Chris Vargas: I read it in 2001 in New York City. I was already falling out love with New York and itching to get to San Francisco, and the picture [Michelle] painted was the life that I desperately wanted to live.

Bug Davidson: I was living in a dyke house in Texas and we were scrambling for anything we could believe in, anything gay and lesbian and punk rock. Valencia really impressed me.

Silas Howard: I’ve known Michelle for years, so I watched the events of Valencia happen in real time. I remember her saying then that she could never have a book release party in this town because too many of her exes would show up mad at her.

Every chapter of the film has its own Michelle Tea. Why did you cast who you did?

Aubree Bernier-Clarke: Shawna Elizabeth is a friend who just has a Michelle vibe. During auditions nobody seemed right for it, and then I had a dream that Shawna was going to play Michelle. As soon as I woke up I sent a text offering her the part.

Dia Felix: I cast Morgan Bassichis, an activist, writer and performer, who I don’t think had any acting experience before this. But I had a hunch that Morgan would be good at it, so I said, hey, we’ll just shoot and see what happens.

Lares Feliciano: I was in Annie Danger’s Mission apartment getting tattooed when I realized she would be perfect. She might still have had the needle in my arm when I offered her the part.
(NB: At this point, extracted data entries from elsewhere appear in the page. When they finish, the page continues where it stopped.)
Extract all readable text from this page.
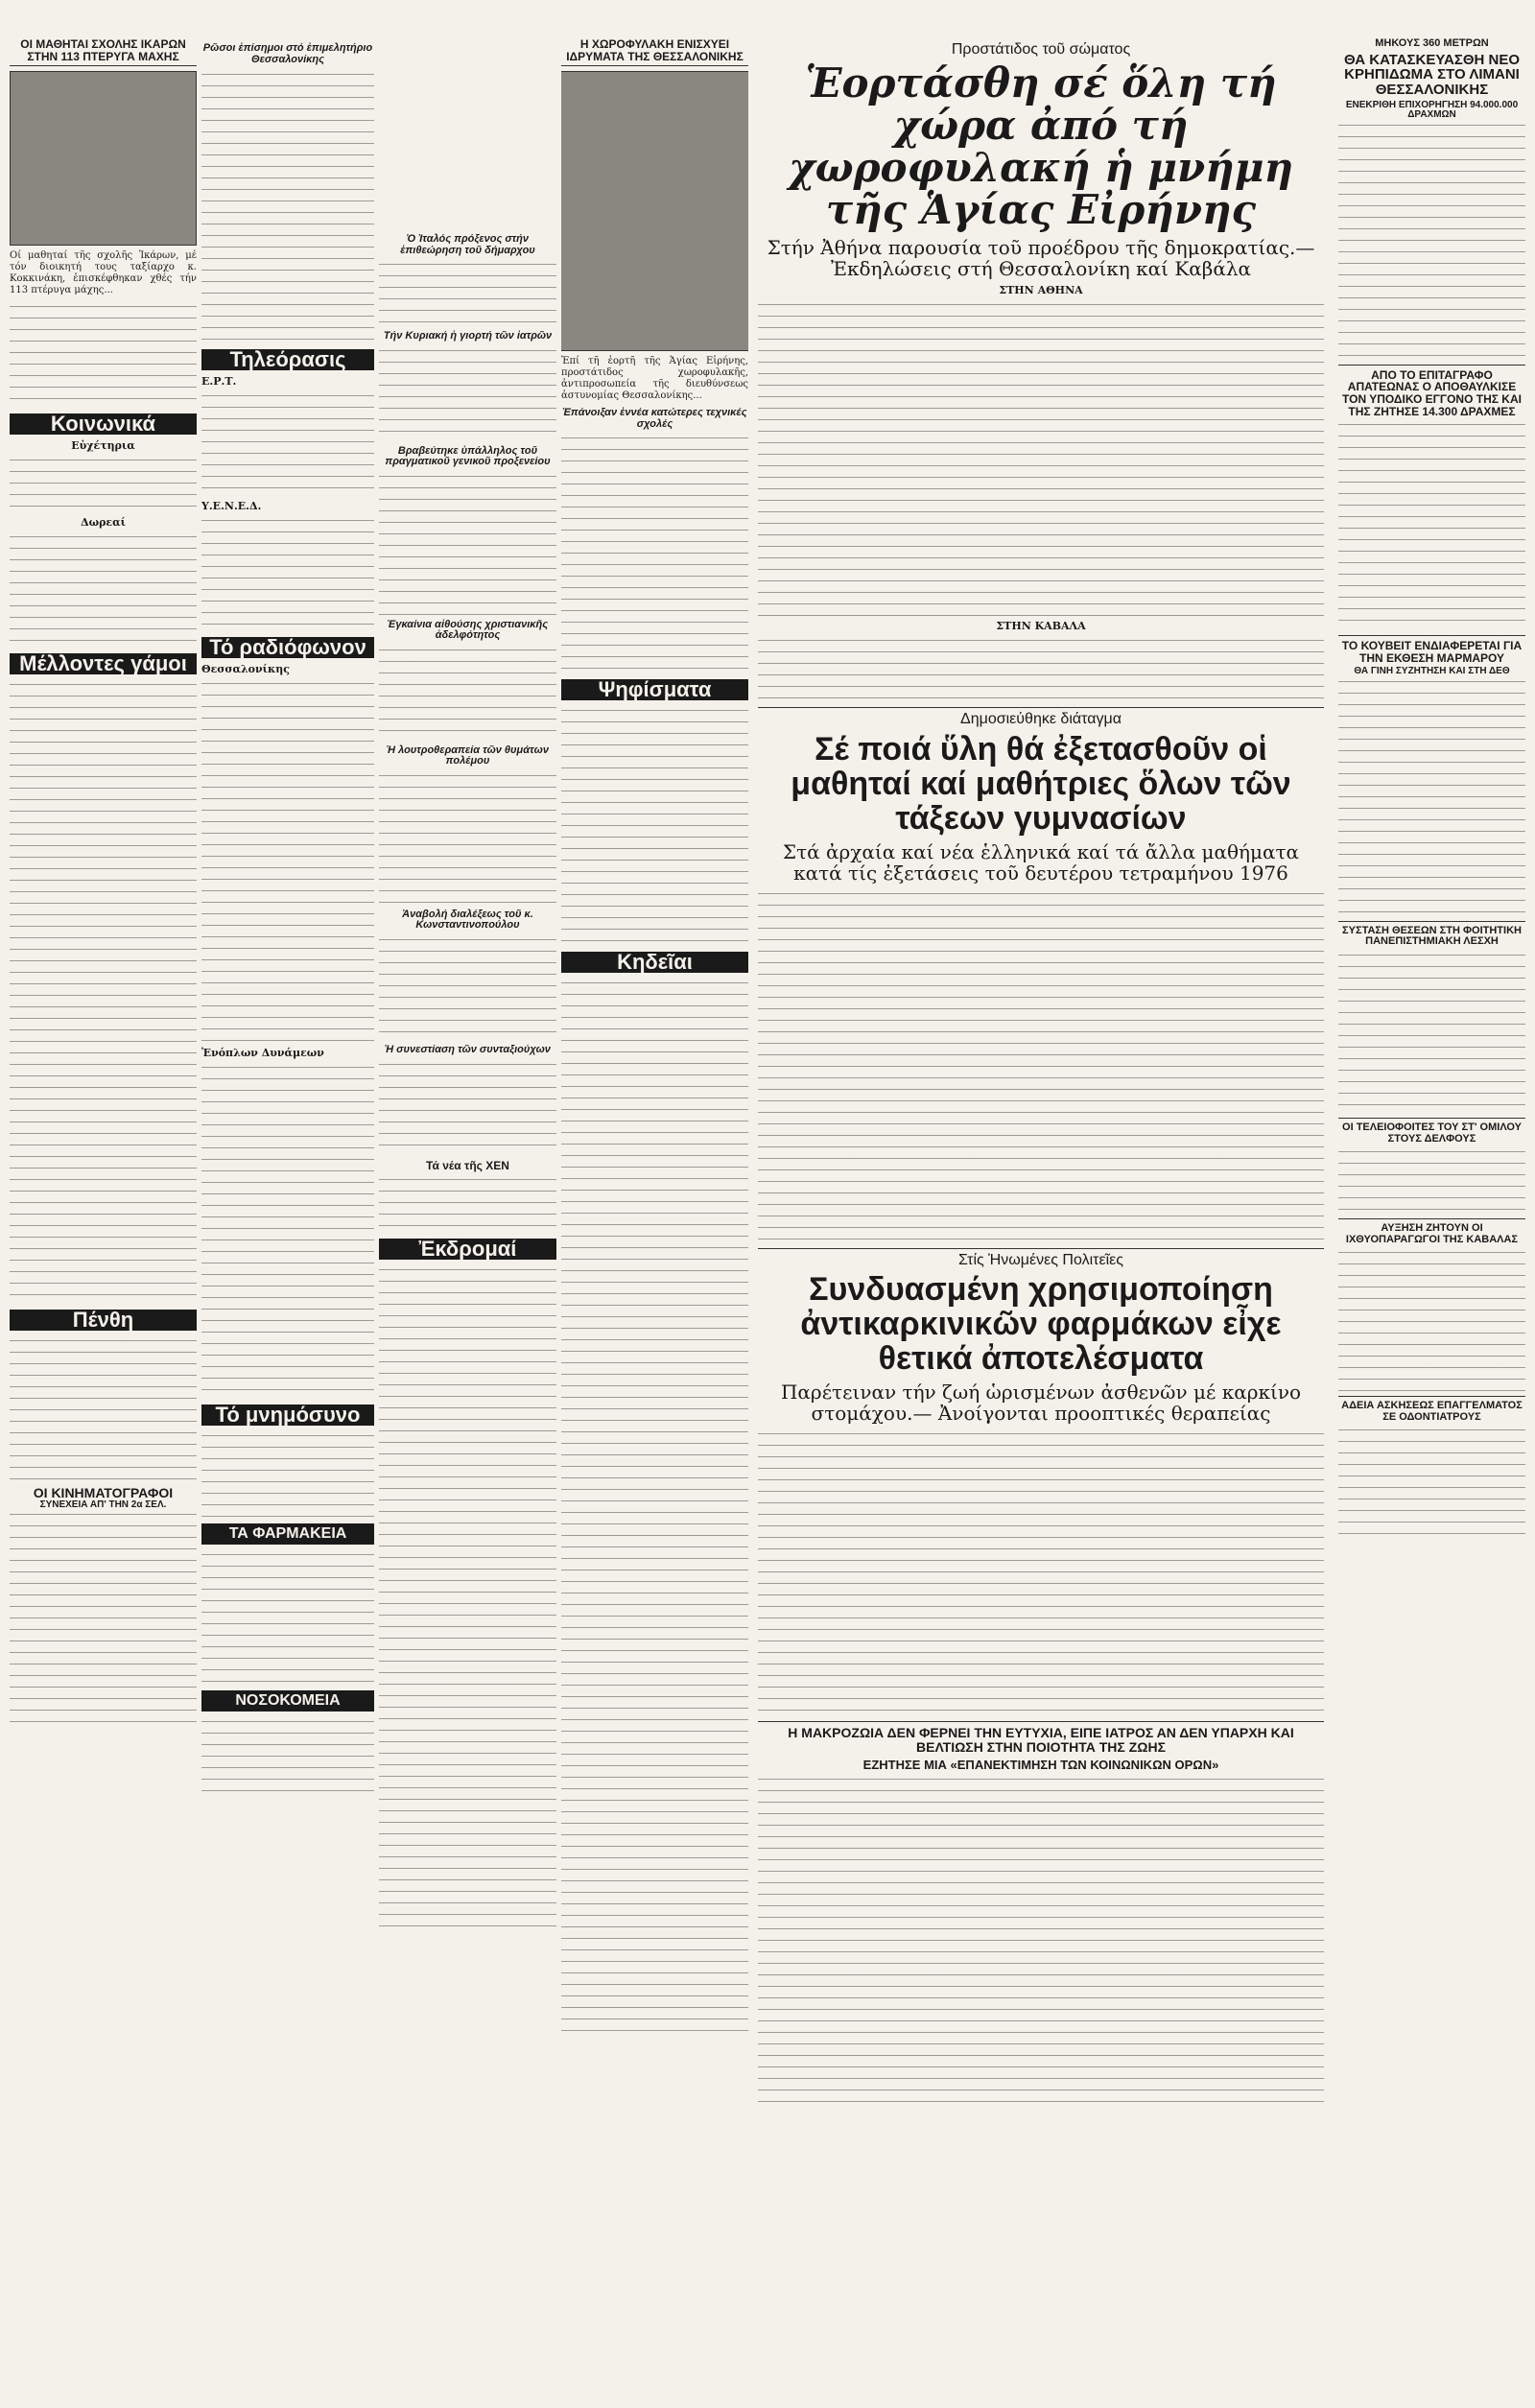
ΟΙ ΜΑΘΗΤΑΙ ΣΧΟΛΗΣ ΙΚΑΡΩΝ ΣΤΗΝ 113 ΠΤΕΡΥΓΑ ΜΑΧΗΣ

Οί μαθηταί τῆς σχολῆς Ἰκάρων, μέ τόν διοικητή τους ταξίαρχο κ. Κοκκινάκη, ἐπισκέφθηκαν χθές τήν 113 πτέρυγα μάχης...

Κοινωνικά
Εὐχέτηρια
Δωρεαί
Μέλλοντες γάμοι
Πένθη
ΟΙ ΚΙΝΗΜΑΤΟΓΡΑΦΟΙ
ΣΥΝΕΧΕΙΑ ΑΠ' ΤΗΝ 2α ΣΕΛ.
Ρῶσοι ἐπίσημοι στό ἐπιμελητήριο Θεσσαλονίκης
Τηλεόρασις
Ε.Ρ.Τ.
Υ.Ε.Ν.Ε.Δ.
Τό ραδιόφωνον
Θεσσαλονίκης
Ἐνόπλων Δυνάμεων
Τό μνημόσυνο
ΤΑ ΦΑΡΜΑΚΕΙΑ
ΝΟΣΟΚΟΜΕΙΑ
Ὁ Ἰταλός πρόξενος στήν ἐπιθεώρηση τοῦ δήμαρχου
Τήν Κυριακή ἡ γιορτή τῶν ἰατρῶν
Βραβεύτηκε ὑπάλληλος τοῦ πραγματικοῦ γενικοῦ προξενείου
Ἐγκαίνια αἰθούσης χριστιανικῆς ἀδελφότητος
Ἡ λουτροθεραπεία τῶν θυμάτων πολέμου
Ἀναβολή διαλέξεως τοῦ κ. Κωνσταντινοπούλου
Ἡ συνεστίαση τῶν συνταξιούχων
Τά νέα τῆς ΧΕΝ
Ἐκδρομαί
Η ΧΩΡΟΦΥΛΑΚΗ ΕΝΙΣΧΥΕΙ ΙΔΡΥΜΑΤΑ ΤΗΣ ΘΕΣΣΑΛΟΝΙΚΗΣ

Ἐπί τῆ ἑορτῆ τῆς Ἁγίας Εἰρήνης, προστάτιδος χωροφυλακῆς, ἀντιπροσωπεία τῆς διευθύνσεως ἀστυνομίας Θεσσαλονίκης...

Ἐπάνοιξαν ἐννέα κατώτερες τεχνικές σχολές
Ψηφίσματα
Κηδεῖαι
Προστάτιδος τοῦ σώματος
Ἑορτάσθη σέ ὅλη τή χώρα ἀπό τή χωροφυλακή ἡ μνήμη τῆς Ἁγίας Εἰρήνης
Στήν Ἀθήνα παρουσία τοῦ προέδρου τῆς δημοκρατίας.— Ἐκδηλώσεις στή Θεσσαλονίκη καί Καβάλα
ΣΤΗΝ ΑΘΗΝΑ
ΣΤΗΝ ΚΑΒΑΛΑ
Δημοσιεύθηκε διάταγμα
Σέ ποιά ὕλη θά ἐξετασθοῦν οἱ μαθηταί καί μαθήτριες ὅλων τῶν τάξεων γυμνασίων
Στά ἀρχαία καί νέα ἑλληνικά καί τά ἄλλα μαθήματα κατά τίς ἐξετάσεις τοῦ δευτέρου τετραμήνου 1976
Στίς Ἡνωμένες Πολιτεῖες
Συνδυασμένη χρησιμοποίηση ἀντικαρκινικῶν φαρμάκων εἶχε θετικά ἀποτελέσματα
Παρέτειναν τήν ζωή ὡρισμένων ἀσθενῶν μέ καρκίνο στομάχου.— Ἀνοίγονται προοπτικές θεραπείας
Η ΜΑΚΡΟΖΩΙΑ ΔΕΝ ΦΕΡΝΕΙ ΤΗΝ ΕΥΤΥΧΙΑ, ΕΙΠΕ ΙΑΤΡΟΣ ΑΝ ΔΕΝ ΥΠΑΡΧΗ ΚΑΙ ΒΕΛΤΙΩΣΗ ΣΤΗΝ ΠΟΙΟΤΗΤΑ ΤΗΣ ΖΩΗΣ
ΕΖΗΤΗΣΕ ΜΙΑ «ΕΠΑΝΕΚΤΙΜΗΣΗ ΤΩΝ ΚΟΙΝΩΝΙΚΩΝ ΟΡΩΝ»
ΜΗΚΟΥΣ 360 ΜΕΤΡΩΝ
ΘΑ ΚΑΤΑΣΚΕΥΑΣΘΗ ΝΕΟ ΚΡΗΠΙΔΩΜΑ ΣΤΟ ΛΙΜΑΝΙ ΘΕΣΣΑΛΟΝΙΚΗΣ
ΕΝΕΚΡΙΘΗ ΕΠΙΧΟΡΗΓΗΣΗ 94.000.000 ΔΡΑΧΜΩΝ
ΑΠΟ ΤΟ ΕΠΙΤΑΓΡΑΦΟ ΑΠΑΤΕΩΝΑΣ Ο ΑΠΟΘΑΥΛΚΙΣΕ ΤΟΝ ΥΠΟΔΙΚΟ ΕΓΓΟΝΟ ΤΗΣ ΚΑΙ ΤΗΣ ΖΗΤΗΣΕ 14.300 ΔΡΑΧΜΕΣ
ΤΟ ΚΟΥΒΕΙΤ ΕΝΔΙΑΦΕΡΕΤΑΙ ΓΙΑ ΤΗΝ ΕΚΘΕΣΗ ΜΑΡΜΑΡΟΥ
ΘΑ ΓΙΝΗ ΣΥΖΗΤΗΣΗ ΚΑΙ ΣΤΗ ΔΕΘ
ΣΥΣΤΑΣΗ ΘΕΣΕΩΝ ΣΤΗ ΦΟΙΤΗΤΙΚΗ ΠΑΝΕΠΙΣΤΗΜΙΑΚΗ ΛΕΣΧΗ
ΟΙ ΤΕΛΕΙΟΦΟΙΤΕΣ ΤΟΥ ΣΤ' ΟΜΙΛΟΥ ΣΤΟΥΣ ΔΕΛΦΟΥΣ
ΑΥΞΗΣΗ ΖΗΤΟΥΝ ΟΙ ΙΧΘΥΟΠΑΡΑΓΩΓΟΙ ΤΗΣ ΚΑΒΑΛΑΣ
ΑΔΕΙΑ ΑΣΚΗΣΕΩΣ ΕΠΑΓΓΕΛΜΑΤΟΣ ΣΕ ΟΔΟΝΤΙΑΤΡΟΥΣ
Courtney Trouble: I saw Quinn Cassidy do drag at El Rio and he looked exactly how I wanted my Michelle to look. I couldn’t find anybody to play Petra in the scene because I needed someone willing to be fisted onscreen. So I cast myself.

 

Where did you shoot?

Michelle Lawler: We felt very strongly about doing it in San Francisco. The years I lived there were so formative, and it was a chance for me to get back in touch with that place.

Jill Soloway: There’s a Valencia Street in LA and we shot there. The story is about creating a queer identity and a love of outsiderness, and you can set that anywhere.

Peter Anthony: In the 90s, San Francisco was the hub; we went there to have a better life. That’s what Valencia is about. But now I live in Boston, and we shot in the Jamaica Plain area. I made it look as much like Michelle’s old apartment as I could.

 

So which chapter is the best one, anyway?

Cheryl Dunye: Mine. No, I’m kidding, of course. The best ones are where the directors really went to town and experimented, because Michelle is an experimental writer and cinema is about pushing the way we tell stories. This movie was a really great opportunity to break something down and use all sorts of different media, and to do it with a lot of grace.